After the Great Chicago Fire of 1871, the city vowed to rebuild--making it the perfect place for ambitious architects. But the most popular and inexpensive material, timber, was poorly suited for the large office buildings many businesses wanted. Author Thomas Leslie tells the stories of these engineers and the solutions they created in Chicago Skyscrapers: 1871-1934. He joins us on Chicago Tonight at 7:00 pm.
You write about seemingly endless problems facing Chicago architects during this period: “The unusually challenging conditions of Chicago building--the geographic pressure of the Loop, the economic pressure of its overheated market, the problems of its soil and the availability of a refined though limited palette of materials--all proved to be generative rather than restrictive.” What room was left for creativity given so many fixed conditions?
When you have a problem that’s that complicated, you force designers to think about creative problem solving as the most important thing. In New York, which didn’t have soil problems, the architects could afford to spend a lot of time thinking about what the building would look like. Here, most of that [energy] was spent just getting the thing built. The Chicago buildings had to be more clever, so the aesthetic is more about cleverness opposed to a preconceived idea of beauty.
How much of these creative solutions were shared among architects? Wouldn't aesthetics become a larger factor once the solutions to some of these engineering problems had been solved?
Well, nobody wanted an ugly building.
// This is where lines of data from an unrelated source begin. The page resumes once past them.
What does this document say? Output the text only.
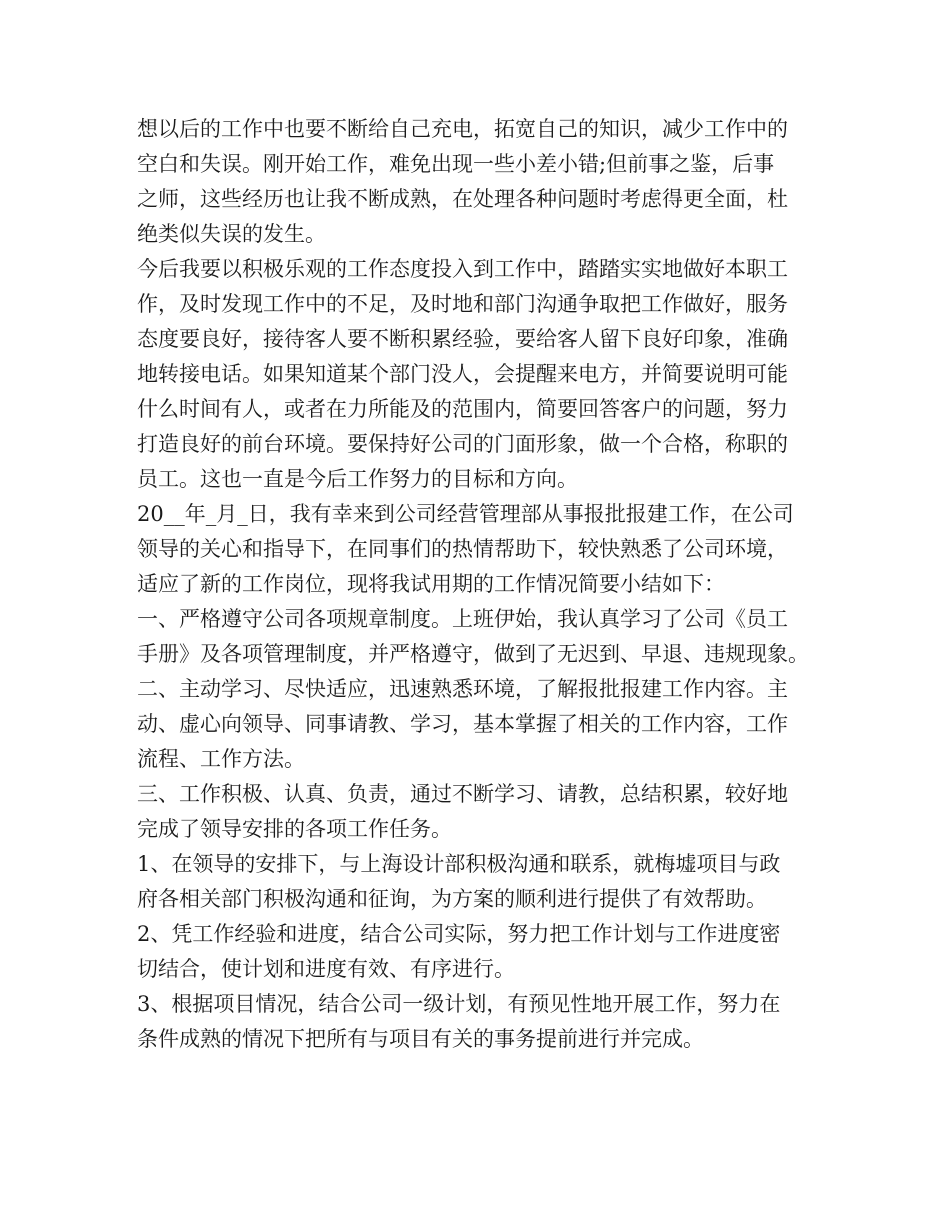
想以后的工作中也要不断给自己充电，拓宽自己的知识，减少工作中的
空白和失误。刚开始工作，难免出现一些小差小错;但前事之鉴，后事
之师，这些经历也让我不断成熟，在处理各种问题时考虑得更全面，杜
绝类似失误的发生。
今后我要以积极乐观的工作态度投入到工作中，踏踏实实地做好本职工
作，及时发现工作中的不足，及时地和部门沟通争取把工作做好，服务
态度要良好，接待客人要不断积累经验，要给客人留下良好印象，准确
地转接电话。如果知道某个部门没人，会提醒来电方，并简要说明可能
什么时间有人，或者在力所能及的范围内，简要回答客户的问题，努力
打造良好的前台环境。要保持好公司的门面形象，做一个合格，称职的
员工。这也一直是今后工作努力的目标和方向。
20__年_月_日，我有幸来到公司经营管理部从事报批报建工作，在公司
领导的关心和指导下，在同事们的热情帮助下，较快熟悉了公司环境，
适应了新的工作岗位，现将我试用期的工作情况简要小结如下：
一、严格遵守公司各项规章制度。上班伊始，我认真学习了公司《员工
手册》及各项管理制度，并严格遵守，做到了无迟到、早退、违规现象。
二、主动学习、尽快适应，迅速熟悉环境，了解报批报建工作内容。主
动、虚心向领导、同事请教、学习，基本掌握了相关的工作内容，工作
流程、工作方法。
三、工作积极、认真、负责，通过不断学习、请教，总结积累，较好地
完成了领导安排的各项工作任务。
1、在领导的安排下，与上海设计部积极沟通和联系，就梅墟项目与政
府各相关部门积极沟通和征询，为方案的顺利进行提供了有效帮助。
2、凭工作经验和进度，结合公司实际，努力把工作计划与工作进度密
切结合，使计划和进度有效、有序进行。
3、根据项目情况，结合公司一级计划，有预见性地开展工作，努力在
条件成熟的情况下把所有与项目有关的事务提前进行并完成。
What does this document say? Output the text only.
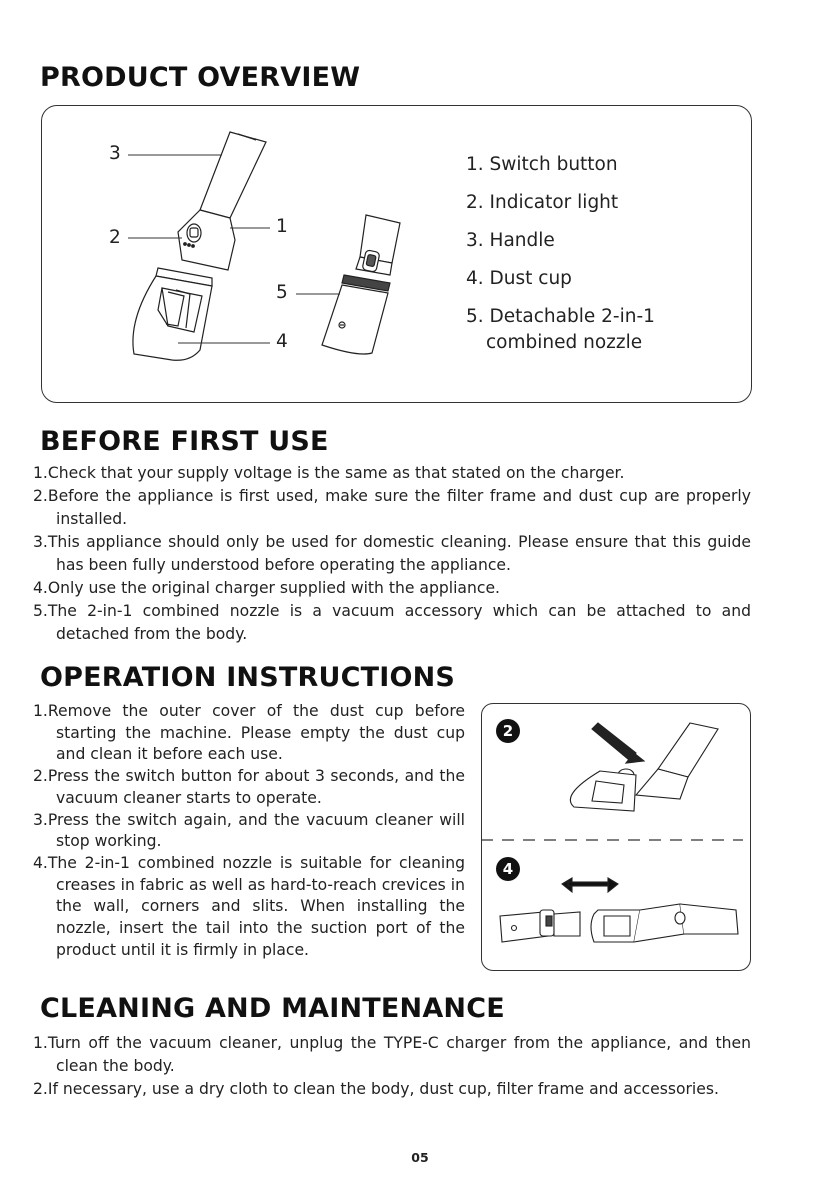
PRODUCT OVERVIEW
3
2
1
5
4
1. Switch button
2. Indicator light
3. Handle
4. Dust cup
5. Detachable 2-in-1
combined nozzle
BEFORE FIRST USE
1.Check that your supply voltage is the same as that stated on the charger.
2.Before the appliance is first used, make sure the filter frame and dust cup are properly installed.
3.This appliance should only be used for domestic cleaning. Please ensure that this guide has been fully understood before operating the appliance.
4.Only use the original charger supplied with the appliance.
5.The 2-in-1 combined nozzle is a vacuum accessory which can be attached to and detached from the body.
OPERATION INSTRUCTIONS
1.Remove the outer cover of the dust cup before starting the machine. Please empty the dust cup and clean it before each use.
2.Press the switch button for about 3 seconds, and the vacuum cleaner starts to operate.
3.Press the switch again, and the vacuum cleaner will stop working.
4.The 2-in-1 combined nozzle is suitable for cleaning creases in fabric as well as hard-to-reach crevices in the wall, corners and slits. When installing the nozzle, insert the tail into the suction port of the product until it is firmly in place.
2
4
CLEANING AND MAINTENANCE
1.Turn off the vacuum cleaner, unplug the TYPE-C charger from the appliance, and then clean the body.
2.If necessary, use a dry cloth to clean the body, dust cup, filter frame and accessories.
05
But everyone was trying to build a better mousetrap, by saving just a few extra dollars per square foot. A new material or code revision would come along and change the game slightly, and then architects would madly scramble around trying to solve that problem.
What was one particularly novel solution to one of those problems?
The one that made Chicago buildings so distinctive for so long was foundations--it has terrible, mushy soil. Bedrock is 80 feet below the Loop. Architects here developed isolated piers--instead of putting the whole building on one foundation, they took each column, and calculated the load, and how much soil was needed to support each column. So architects thought of buildings as skeletons, not just big walls. Other cities were still building very thick masonry walls, and that’s the innovation that marked Chicago as a different sort of family.
Another is how you solve the wind problem. It turned out that steel held the answer there. Wrought iron couldn’t form tight connections. But steel is easy to drill, which means you could rivet them, forming very tight connections. Engineers were able to eliminate masonry entirely, which made them lighter, more efficient, and allowed for more expressive possibilities on the outside.
You quote the New York Times from 1919 writing about Chicago's poor soil: “Who shall restrain the great layer of jelly in Chicago’s cake? Who can say when it will be released, to be missed with the sluggish sewage of the river, and then to fill the streets and pour in at the windows while the thin upper crust sinks to its ultimate resting place on the lower clay?” How much derision was aimed at Chicago skyscrapers?
The New York Times, in particular, was always delighted to find any excuse to make fun of Chicago. The original City Hall was built in 1885, and its foundation broke up and the building settled unevenly. Ornaments came off the building, doors wouldn’t close, and the building was condemned. But even today, the tower of the Auditorium Building is an example of the problems the soil created. The foundation was designed perfectly, but the company building it asked the architects to add floors to the tower. To this day, you have to step down four or five steps to get down to the lobby because of how much the building sunk due to that extra weight.
Eventually, New York becomes the new hub of cutting edge skyscrapers because of a 10-story limit placed on Chicago buildings in 1893. Why did the city create that limit?
This is where politics enters in. There were several groups agitating for height restrictions. There was a sense that buildings that tall were unsafe, firefighters couldn’t get in, and concerns about the lack of air and light on streets. But there was a lot coming from landowners outside the Loop who wanted to keep their properties valuable. So draconian restrictions come in in 1893. Political pressure ratchets that floor limit over the years, but there still isn’t anything like the Woolworth in Chicago for a very long time. That changed in 1922 with legislation that let towers or spires rise higher than the restrictions.
Interview has been condensed and edited. Photos courtesy of Thomas Leslie.